Das Maßnahmenpaket gegen Hass und Menschenfeindlichkeit, das nun vom Kabinett beschlossen wurde, begrüße ich sehr!

Unter anderem wurde eine Meldepflicht für Hassnachrichten im Internet beschlossen. Morddrohungen und Volksverhetzung sollen soziale Netzwerke künftig dem Bundeskriminalamt melden müssen. Kommunalpolitiker und Notfallmediziner sollen durch Gesetzesverschärfungen vor Übergriffen und Beleidigungen geschützt werden.

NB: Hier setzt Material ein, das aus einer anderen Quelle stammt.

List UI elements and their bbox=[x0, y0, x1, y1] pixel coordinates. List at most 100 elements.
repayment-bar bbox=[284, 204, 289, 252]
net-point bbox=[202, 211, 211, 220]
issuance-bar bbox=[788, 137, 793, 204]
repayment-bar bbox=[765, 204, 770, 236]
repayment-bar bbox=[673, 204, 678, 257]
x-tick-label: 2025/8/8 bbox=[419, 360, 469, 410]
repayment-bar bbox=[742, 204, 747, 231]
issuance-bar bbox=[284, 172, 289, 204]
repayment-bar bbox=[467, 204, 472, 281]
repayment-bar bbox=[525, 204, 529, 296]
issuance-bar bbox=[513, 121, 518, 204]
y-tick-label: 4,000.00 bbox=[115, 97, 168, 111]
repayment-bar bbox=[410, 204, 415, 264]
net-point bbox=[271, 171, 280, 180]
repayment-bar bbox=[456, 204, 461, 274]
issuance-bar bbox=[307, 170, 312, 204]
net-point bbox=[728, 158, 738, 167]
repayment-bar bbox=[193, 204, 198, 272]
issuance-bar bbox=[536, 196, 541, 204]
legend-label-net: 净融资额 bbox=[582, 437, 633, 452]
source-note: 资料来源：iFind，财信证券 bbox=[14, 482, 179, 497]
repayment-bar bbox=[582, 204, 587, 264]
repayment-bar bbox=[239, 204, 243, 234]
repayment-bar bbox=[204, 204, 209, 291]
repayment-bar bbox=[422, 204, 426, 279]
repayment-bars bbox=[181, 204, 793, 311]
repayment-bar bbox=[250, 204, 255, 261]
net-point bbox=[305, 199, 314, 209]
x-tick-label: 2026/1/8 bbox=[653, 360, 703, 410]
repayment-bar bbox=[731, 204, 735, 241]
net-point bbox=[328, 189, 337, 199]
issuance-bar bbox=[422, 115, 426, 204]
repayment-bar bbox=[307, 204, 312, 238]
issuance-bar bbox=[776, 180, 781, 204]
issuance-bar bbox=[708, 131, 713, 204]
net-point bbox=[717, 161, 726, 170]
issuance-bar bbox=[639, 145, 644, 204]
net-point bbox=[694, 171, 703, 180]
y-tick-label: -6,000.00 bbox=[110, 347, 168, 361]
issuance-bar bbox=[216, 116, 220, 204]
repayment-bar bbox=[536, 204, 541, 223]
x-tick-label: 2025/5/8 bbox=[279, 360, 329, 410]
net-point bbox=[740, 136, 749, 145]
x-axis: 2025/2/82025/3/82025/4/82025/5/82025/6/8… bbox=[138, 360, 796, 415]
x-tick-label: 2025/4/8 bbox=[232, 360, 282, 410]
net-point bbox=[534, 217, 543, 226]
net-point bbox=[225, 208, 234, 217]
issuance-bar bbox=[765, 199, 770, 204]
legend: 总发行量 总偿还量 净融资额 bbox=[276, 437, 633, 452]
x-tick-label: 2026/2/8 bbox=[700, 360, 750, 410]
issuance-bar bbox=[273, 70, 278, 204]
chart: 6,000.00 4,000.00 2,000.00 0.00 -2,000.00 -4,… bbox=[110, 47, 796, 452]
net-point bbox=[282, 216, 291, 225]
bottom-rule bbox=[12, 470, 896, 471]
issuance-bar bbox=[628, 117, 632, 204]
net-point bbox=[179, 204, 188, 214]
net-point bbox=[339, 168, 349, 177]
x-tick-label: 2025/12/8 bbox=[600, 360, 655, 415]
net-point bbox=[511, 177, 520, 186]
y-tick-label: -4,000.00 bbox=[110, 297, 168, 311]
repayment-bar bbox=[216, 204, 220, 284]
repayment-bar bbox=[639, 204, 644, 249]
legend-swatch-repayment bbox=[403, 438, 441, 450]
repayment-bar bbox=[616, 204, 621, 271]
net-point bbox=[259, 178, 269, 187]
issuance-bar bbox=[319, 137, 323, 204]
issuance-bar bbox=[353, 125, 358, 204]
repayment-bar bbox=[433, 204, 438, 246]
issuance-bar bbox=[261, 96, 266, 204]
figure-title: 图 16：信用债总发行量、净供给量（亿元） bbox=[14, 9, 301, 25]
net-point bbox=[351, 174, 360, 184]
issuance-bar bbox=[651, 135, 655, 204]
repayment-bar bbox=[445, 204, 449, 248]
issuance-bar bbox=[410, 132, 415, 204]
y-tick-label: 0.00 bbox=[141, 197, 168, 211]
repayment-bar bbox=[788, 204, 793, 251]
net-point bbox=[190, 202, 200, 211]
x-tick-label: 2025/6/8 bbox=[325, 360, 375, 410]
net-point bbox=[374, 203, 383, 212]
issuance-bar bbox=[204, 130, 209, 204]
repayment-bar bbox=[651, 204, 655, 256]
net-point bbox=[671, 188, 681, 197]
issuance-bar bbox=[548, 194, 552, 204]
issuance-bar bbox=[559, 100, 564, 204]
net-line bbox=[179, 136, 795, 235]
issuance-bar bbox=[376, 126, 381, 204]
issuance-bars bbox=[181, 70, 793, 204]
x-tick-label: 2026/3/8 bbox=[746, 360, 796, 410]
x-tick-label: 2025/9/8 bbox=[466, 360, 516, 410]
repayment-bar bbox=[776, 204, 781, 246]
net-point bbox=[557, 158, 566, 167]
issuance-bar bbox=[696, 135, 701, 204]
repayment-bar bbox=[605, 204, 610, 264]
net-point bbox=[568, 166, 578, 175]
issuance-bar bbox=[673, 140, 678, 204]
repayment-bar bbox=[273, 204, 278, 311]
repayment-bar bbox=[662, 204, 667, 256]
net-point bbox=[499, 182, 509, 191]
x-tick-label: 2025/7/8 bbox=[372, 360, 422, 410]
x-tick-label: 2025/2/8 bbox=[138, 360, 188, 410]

Die Schwelle für aggressive Beleidigungen und gewalttätige Aktionen scheinen innerhalb unserer Gesellschaft in den letzten Jahren gesunken zu sein. Schiedsrichter streiken deswegen, Notfallmediziner und Hilfskräfte werden immer häufiger Opfer von Angriffen. Auch Kommunalpolitiker sind Ziel von Verleumdungen und tätlichen Übergriffen. Ich halte diese Entwicklung für sehr bedenklich und verurteile alle aggressiven und gewalttätigen Formen der Meinungsäußerung. Demokratie lebt davon, dass man Argumente austauscht, selbstverständlich auch über Themen streitet, aber immer mit Respekt vor einer anderen Sichtweise und nie auf persönlicher Ebene.

Die Ankündigung der Weiterfinanzierung des Förderprogrammes „Demokratie leben!“ sehe ich auch als sehr wichtig an. Damit werden über 4000 Projekte, unter anderem Jugendhilfeprojekte, gefördert. Prävention und eine gute Betreuung im jungen Alter sind der beste Weg gegen Gewalt und Hass!